CD: Who mentors who? Has it changed with time?
GC: I hope Ken’s learned something from me but I’m not sure really. It depends on what he thinks!
KC: I don’t think I’m a mentor. I’m very fortunate. My father gives me a lot of free rein. It’s more a matter of me asking him for input than him volunteering it nine times out of 10. It’s been really good to have a sounding board, as opposed to a mentor. It’s pretty lonely as a CEO of an organisation, but I haven’t suffered from that loneliness because I have a sounding board. I’ve been far luckier than most.
CD: What advice would you give to other members of family businesses on how to make it work?

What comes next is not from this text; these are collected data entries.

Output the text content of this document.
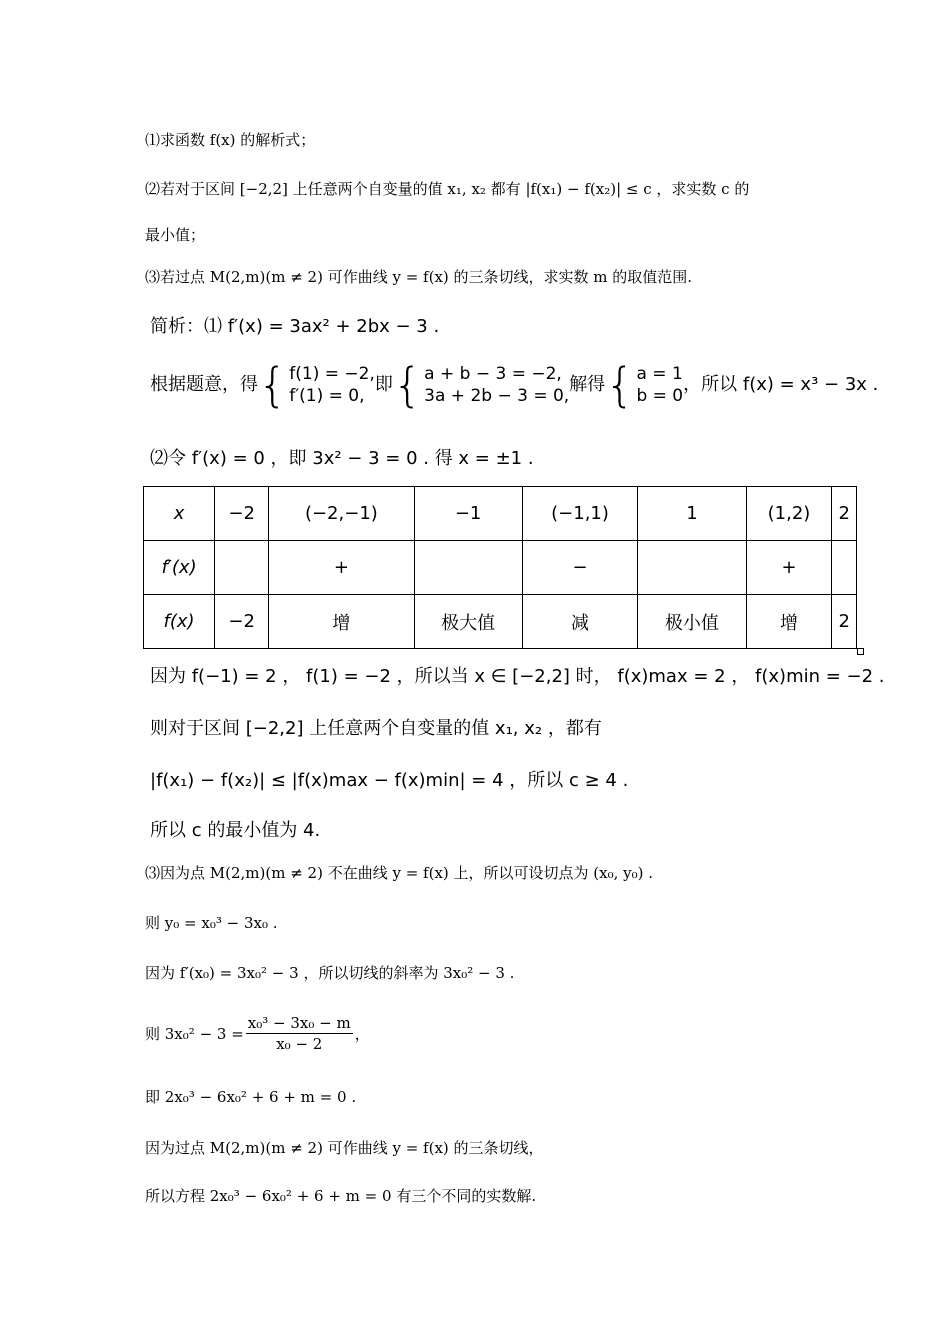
⑴求函数 f(x) 的解析式；
⑵若对于区间 [−2,2] 上任意两个自变量的值 x₁, x₂ 都有 |f(x₁) − f(x₂)| ≤ c ，求实数 c 的
最小值；
⑶若过点 M(2,m)(m ≠ 2) 可作曲线 y = f(x) 的三条切线，求实数 m 的取值范围.
简析：⑴ f′(x) = 3ax² + 2bx − 3 .
根据题意，得 { f(1) = −2,
f′(1) = 0,
即 { a + b − 3 = −2,
3a + 2b − 3 = 0,
解得 { a = 1
b = 0
，所以 f(x) = x³ − 3x .
⑵令 f′(x) = 0 ，即 3x² − 3 = 0 . 得 x = ±1 .
x	−2	(−2,−1)	−1	(−1,1)	1	(1,2)	2
f′(x)		+		−		+	
f(x)	−2	增	极大值	减	极小值	增	2
因为 f(−1) = 2 ， f(1) = −2 ，所以当 x ∈ [−2,2] 时， f(x)max = 2 ， f(x)min = −2 .
则对于区间 [−2,2] 上任意两个自变量的值 x₁, x₂ ，都有
|f(x₁) − f(x₂)| ≤ |f(x)max − f(x)min| = 4 ，所以 c ≥ 4 .
所以 c 的最小值为 4.
⑶因为点 M(2,m)(m ≠ 2) 不在曲线 y = f(x) 上，所以可设切点为 (x₀, y₀) .
则 y₀ = x₀³ − 3x₀ .
因为 f′(x₀) = 3x₀² − 3 ，所以切线的斜率为 3x₀² − 3 .
则 $3x_0^2 - 3 = \frac{\text{x₀³ − 3x₀ − m}}{\text{x₀ − 2}}$ ，
即 2x₀³ − 6x₀² + 6 + m = 0 .
因为过点 M(2,m)(m ≠ 2) 可作曲线 y = f(x) 的三条切线，
所以方程 2x₀³ − 6x₀² + 6 + m = 0 有三个不同的实数解.
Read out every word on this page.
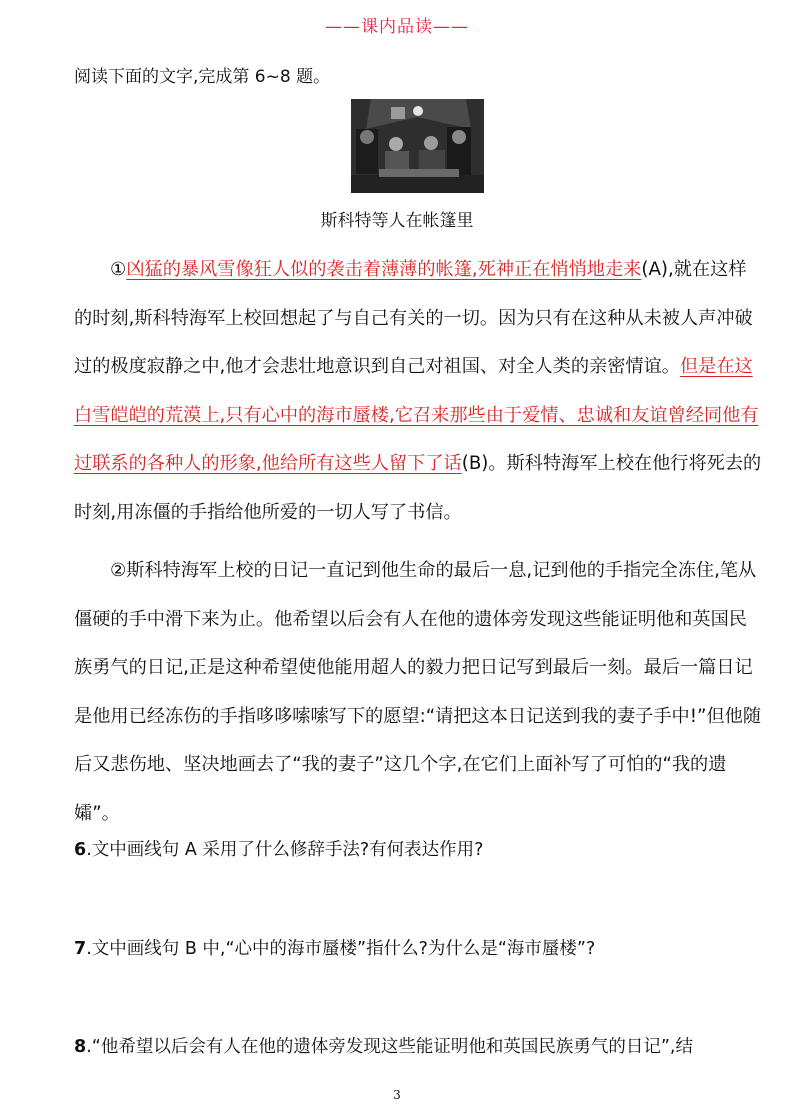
——课内品读——
阅读下面的文字,完成第 6~8 题。
斯科特等人在帐篷里

①凶猛的暴风雪像狂人似的袭击着薄薄的帐篷,死神正在悄悄地走来(A),就在这样的时刻,斯科特海军上校回想起了与自己有关的一切。因为只有在这种从未被人声冲破过的极度寂静之中,他才会悲壮地意识到自己对祖国、对全人类的亲密情谊。但是在这白雪皑皑的荒漠上,只有心中的海市蜃楼,它召来那些由于爱情、忠诚和友谊曾经同他有过联系的各种人的形象,他给所有这些人留下了话(B)。斯科特海军上校在他行将死去的时刻,用冻僵的手指给他所爱的一切人写了书信。

②斯科特海军上校的日记一直记到他生命的最后一息,记到他的手指完全冻住,笔从僵硬的手中滑下来为止。他希望以后会有人在他的遗体旁发现这些能证明他和英国民族勇气的日记,正是这种希望使他能用超人的毅力把日记写到最后一刻。最后一篇日记是他用已经冻伤的手指哆哆嗦嗦写下的愿望:“请把这本日记送到我的妻子手中!”但他随后又悲伤地、坚决地画去了“我的妻子”这几个字,在它们上面补写了可怕的“我的遗孀”。

6.文中画线句 A 采用了什么修辞手法?有何表达作用?
7.文中画线句 B 中,“心中的海市蜃楼”指什么?为什么是“海市蜃楼”?
8.“他希望以后会有人在他的遗体旁发现这些能证明他和英国民族勇气的日记”,结
3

GC: I don’t believe one size fits all. If a family is one large business, then a corporate board, with perhaps some outside directors or an advisory board, is probably the best structure. But we’re involved in half a dozen completely unrelated ventures so we work on a kind of partnership model. In addition to Ken, I have two daughters who also work in the business, plus a son doing his own investing and developing. They are all shareholders in the group businesses. When opportunities or problems come up, we discuss them and decide what we’re going to do. If we do invest in a project or business, one family member will usually be given responsibility to look after our interest in it. Skyrail does have a board, as do most of our joint ventures.
Because of our diversity, the partnership model gives us more flexibility than a rigid board structure, but it does need the partners to cooperate and get on with each other. At some stage that may have to become more formal.
KC: I do think you have to be able to compartmentalise business and family issues. I’ve never found that difficult, but I know it can be. Certainly we’ve had plenty of discussions. It’s never easy but I wouldn’t say we’ve had problems.
CD: Have you looked at the issue of succession?
GC: We don’t discuss it much but I think about it a lot and it might have to change in the future. But it’s okay for now.
KC: I don’t think there’s been any issue in terms of management succession. Indeed, there’s been succession in management ranks. I promoted our Skyrail general manager to managing director a year or so ago and demoted myself. I’m just an ordinary director now instead of a managing director. So we’re very solid in terms of management succession. But it’s a very different issue from ownership.
CD: Do you think the ownership of the business could be problematic?
KC: I don’t think it’s going to be problematic. I have three siblings. I would expect at some stage in the future there would be a change in shareholdings.